EPP is caused by decreased activity of the enzyme FECH, which results from changes in the FECH gene. This results in a buildup of protoporphyrin in the bone marrow and causes the symptoms of EPP. The protoporphyrins go into the blood stream and are transported to the liver and blood vessels. They also build up in the blood vessels under the skin. EPP symptoms typically present in childhood. The most common symptom is severe, non-blistering pain on exposure to sunlight.
XLP is another type of porphyria caused by changes in the ALAS2 gene. Although it is a different gene and enzyme, the result is also a buildup of protoporphyrin and the symptoms are the same as in EPP.
People can first experience tingling, itching, or burning which is like a warning sign to avoid further sun exposure. With ongoing exposure, the symptoms generally progress to severe pain which may be followed by swelling or redness. The most common areas affected include the back of the hands and the face. Protoporphyrins are highly sensitive to sunlight and when they absorb sunlight, they release certain chemicals which cause severe pain and inflammation, resulting in symptoms of EPP/XLP.

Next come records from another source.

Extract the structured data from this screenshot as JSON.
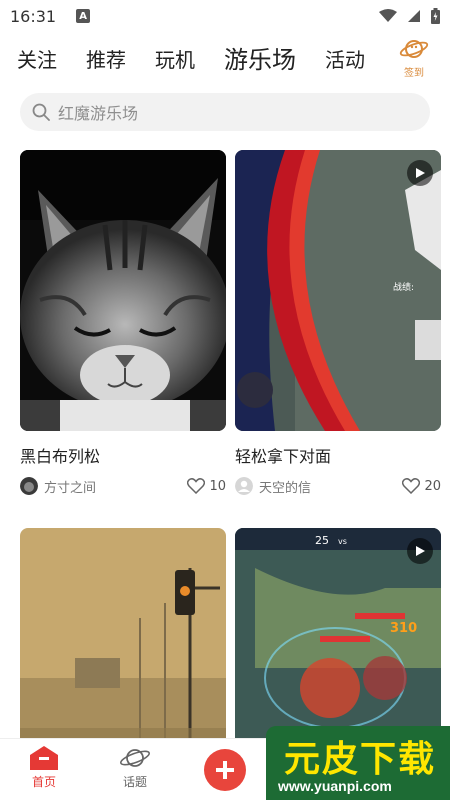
{
  "status_bar": {
    "time": "16:31",
    "a_badge": "A"
  },
  "tabs": [
    {
      "label": "关注"
    },
    {
      "label": "推荐"
    },
    {
      "label": "玩机"
    },
    {
      "label": "游乐场"
    },
    {
      "label": "活动"
    }
  ],
  "checkin": {
    "label": "签到"
  },
  "search": {
    "placeholder": "红魔游乐场"
  },
  "cards": [
    {
      "title": "黑白布列松",
      "author": "方寸之间",
      "likes": "10",
      "video": false
    },
    {
      "title": "轻松拿下对面",
      "author": "天空的信",
      "likes": "20",
      "video": true
    },
    {
      "title": "",
      "author": "",
      "likes": "",
      "video": false
    },
    {
      "title": "",
      "author": "",
      "likes": "",
      "video": true
    }
  ],
  "game_overlay": {
    "left_text": "战绩:",
    "score": "25",
    "vs": "vs",
    "num": "310"
  },
  "bottom_nav": {
    "home": "首页",
    "topics": "话题"
  },
  "watermark": {
    "title": "元皮下载",
    "url": "www.yuanpi.com"
  },
  "colors": {
    "accent": "#e8453c",
    "checkin": "#d98a3a",
    "watermark_bg": "#1d6b34",
    "watermark_text": "#ffe600"
  }
}
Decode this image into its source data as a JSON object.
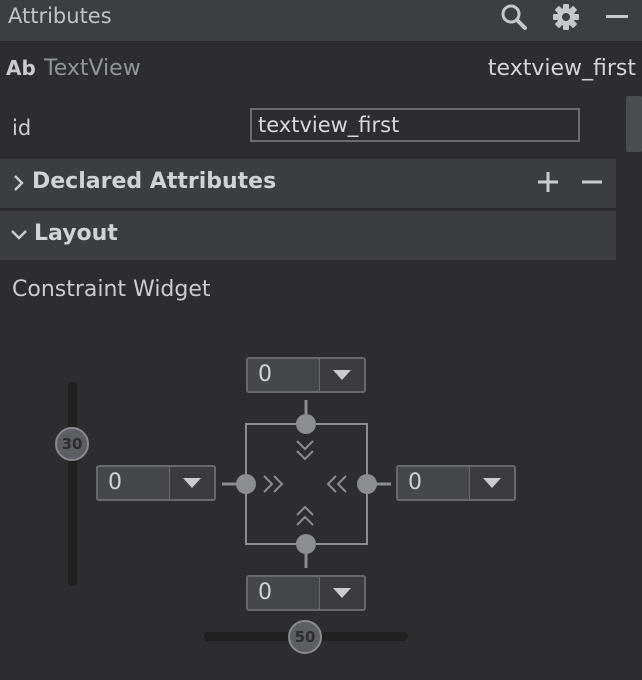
{
  "panel": {
    "title": "Attributes",
    "icons": [
      "search-icon",
      "gear-icon",
      "minimize-icon"
    ]
  },
  "component": {
    "badge": "Ab",
    "type": "TextView",
    "id": "textview_first"
  },
  "attributes": {
    "id_label": "id",
    "id_value": "textview_first"
  },
  "sections": {
    "declared": {
      "label": "Declared Attributes",
      "expanded": false
    },
    "layout": {
      "label": "Layout",
      "expanded": true
    }
  },
  "constraint_widget": {
    "label": "Constraint Widget",
    "margin_top": "0",
    "margin_left": "0",
    "margin_right": "0",
    "margin_bottom": "0",
    "vertical_bias": "30",
    "horizontal_bias": "50"
  },
  "colors": {
    "background": "#2b2d30",
    "header": "#3c3f41",
    "section": "#3b3e41",
    "widget_line": "#8a8d91"
  }
}
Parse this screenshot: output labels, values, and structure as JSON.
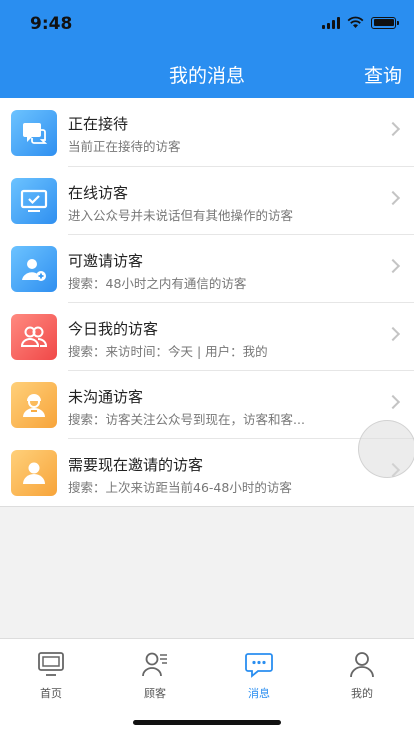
{
  "status": {
    "time": "9:48"
  },
  "header": {
    "title": "我的消息",
    "action": "查询"
  },
  "items": [
    {
      "title": "正在接待",
      "subtitle": "当前正在接待的访客",
      "icon": "chat-bubble-icon",
      "color": "blue"
    },
    {
      "title": "在线访客",
      "subtitle": "进入公众号并未说话但有其他操作的访客",
      "icon": "monitor-check-icon",
      "color": "blue"
    },
    {
      "title": "可邀请访客",
      "subtitle": "搜索：48小时之内有通信的访客",
      "icon": "user-add-icon",
      "color": "blue"
    },
    {
      "title": "今日我的访客",
      "subtitle": "搜索：来访时间：今天 | 用户：我的",
      "icon": "users-icon",
      "color": "red"
    },
    {
      "title": "未沟通访客",
      "subtitle": "搜索：访客关注公众号到现在，访客和客...",
      "icon": "person-badge-icon",
      "color": "orange"
    },
    {
      "title": "需要现在邀请的访客",
      "subtitle": "搜索：上次来访距当前46-48小时的访客",
      "icon": "person-card-icon",
      "color": "orange"
    }
  ],
  "tabs": [
    {
      "label": "首页",
      "icon": "monitor-icon",
      "active": false
    },
    {
      "label": "顾客",
      "icon": "customer-icon",
      "active": false
    },
    {
      "label": "消息",
      "icon": "message-icon",
      "active": true
    },
    {
      "label": "我的",
      "icon": "profile-icon",
      "active": false
    }
  ],
  "colors": {
    "primary": "#2a8ef0",
    "blue_icon": "#3a9bf2",
    "red_icon": "#f25a52",
    "orange_icon": "#f8ad45"
  }
}
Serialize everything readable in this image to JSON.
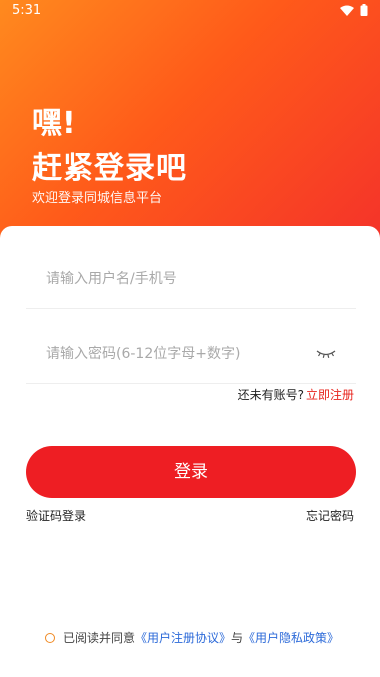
{
  "status_bar": {
    "time": "5:31"
  },
  "hero": {
    "greeting": "嘿!",
    "headline": "赶紧登录吧",
    "subtitle": "欢迎登录同城信息平台"
  },
  "form": {
    "username_placeholder": "请输入用户名/手机号",
    "password_placeholder": "请输入密码(6-12位字母+数字)",
    "no_account_text": "还未有账号?",
    "register_link": "立即注册",
    "login_button": "登录",
    "sms_login": "验证码登录",
    "forgot_password": "忘记密码"
  },
  "agreement": {
    "prefix": "已阅读并同意",
    "user_agreement": "《用户注册协议》",
    "conjunction": "与",
    "privacy_policy": "《用户隐私政策》"
  },
  "colors": {
    "brand_red": "#ee1e23",
    "gradient_start": "#ff8a1e",
    "gradient_end": "#f4322a",
    "link_blue": "#2c6ad9"
  }
}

The amount of sunlight tolerance varies between people with some able to tolerate only a few minutes and others who can stay out in the sun for much longer.
Due to where protoporphyrin deposits, some people with EPP/XLP may have complications related to liver and gallbladder function (gallstones). Some people can also develop liver damage that, in very severe cases, may lead to liver failure requiring transplantation.
Treatment with pharmaceutical grade β-carotene (Lumitene, Tishcon) and cysteine have been used in the past but there is no evidence that these are effective.
Anti-itch treatments like cortisone or antihistamines do not help the symptoms of EPP/XLP.
Scenesse is an FDA-approved treatment for EPP and XLP. Scenesse works by increasing pigmentation (darkening) of the skin and also has anti-oxidant properties. This drug comes in the form of an implant which is inserted in the fat just below the skin of the belly and given every two months. The implant dissolves by itself and does not need to be removed. Studies have shown that patients on Scenesse were able to tolerate more sunlight without pain and that it was safe to use long term.
Another potential treatment (MT-7117) is currently being tested for EPP/XLP. This drug comes in the form of a pill and is taken by mouth. It also increases skin pigmentation and studies to test its effectiveness are ongoing.
For people with XLP receiving iron may be beneficial.
Liver failure can appear suddenly and progress quickly in some patients. It is generally treated with a combination of plasmapheresis (a process of removing, treating, and returning blood components back), blood transfusions, infusions of Panhematin (the treatment usually given for the acute porphyria), and medications like cholestyramine, vitamin E, and ursodeoxycholic acid. The level of protoporphyrin in the blood should be followed closely during treatment. Liver transplantation is sometimes necessary. It is not possible to predict which patients will develop liver failure. As liver transplantation does not cure EPP or XLP, a bone marrow transplant following liver transplant may be necessary in some cases.
People with EPP/XLP should see a porphyria specialist at least once a year for regular follow-up. People who have liver function abnormalities may need to see a specialist more regularly.
The main management for EPP/XLP is avoidance of sunlight or use of protective clothing and gear.
Iron and Vitamin D levels can be low in people with EPP/XLP, so these should be checked regularly and supplemented if needed. To protect the liver from further injury, Hepatitis A and B vaccinations are recommended, as is the avoidance of large amounts of alcohol and medications which may be harmful to the liver.
Strong operating room lights can cause photosensitivity of the skin and even surfaces of internal organs. Filters are available to cover surgical lights. This is especially important in EPP patients with liver failure.
EPP is an autosomal recessive condition. Autosomal means that the defect is not on the chromosomes that determine sex, and recessive which means that patients who have EPP have inherited two changed copies of the FECH gene, one from each parent. All children of an EPP patient will inherit one of the changed copies of the FECH gene.
XLP is an X-linked inherited genetic disorder. This means that the defect is on the X chromosome. Females have two copies of the X chromosome, while males have only one copy. Because females have two copies of the X chromosome, they have one changed copy of ALAS2 and one normal copy. A random process in the body causes one X chromosome to be turned off. For this reason, females can present with a varying degree of symptoms ranging from no symptoms to severe XLP symptoms. There is no way to predict this ahead of time. Therefore it is important for family members of people with XLP to be tested for this change so that they can receive appropriate counseling.
Genes are inherited randomly, so each parent has an equal chance of passing on either one of their sex chromosomes. If the father has XLP, each of his children has a 50% chance of inheriting his X chromosome (which has the changed gene) and a 50% chance of inheriting his Y chromosome (which does not have the gene). If they have inherited the X chromosome, they will be female and have one changed copy of ALAS2. If they have inherited the Y chromosome, they will be male and not have XLP.
If a father has XLP, all of his daughters will have XLP but none of his sons will be affected.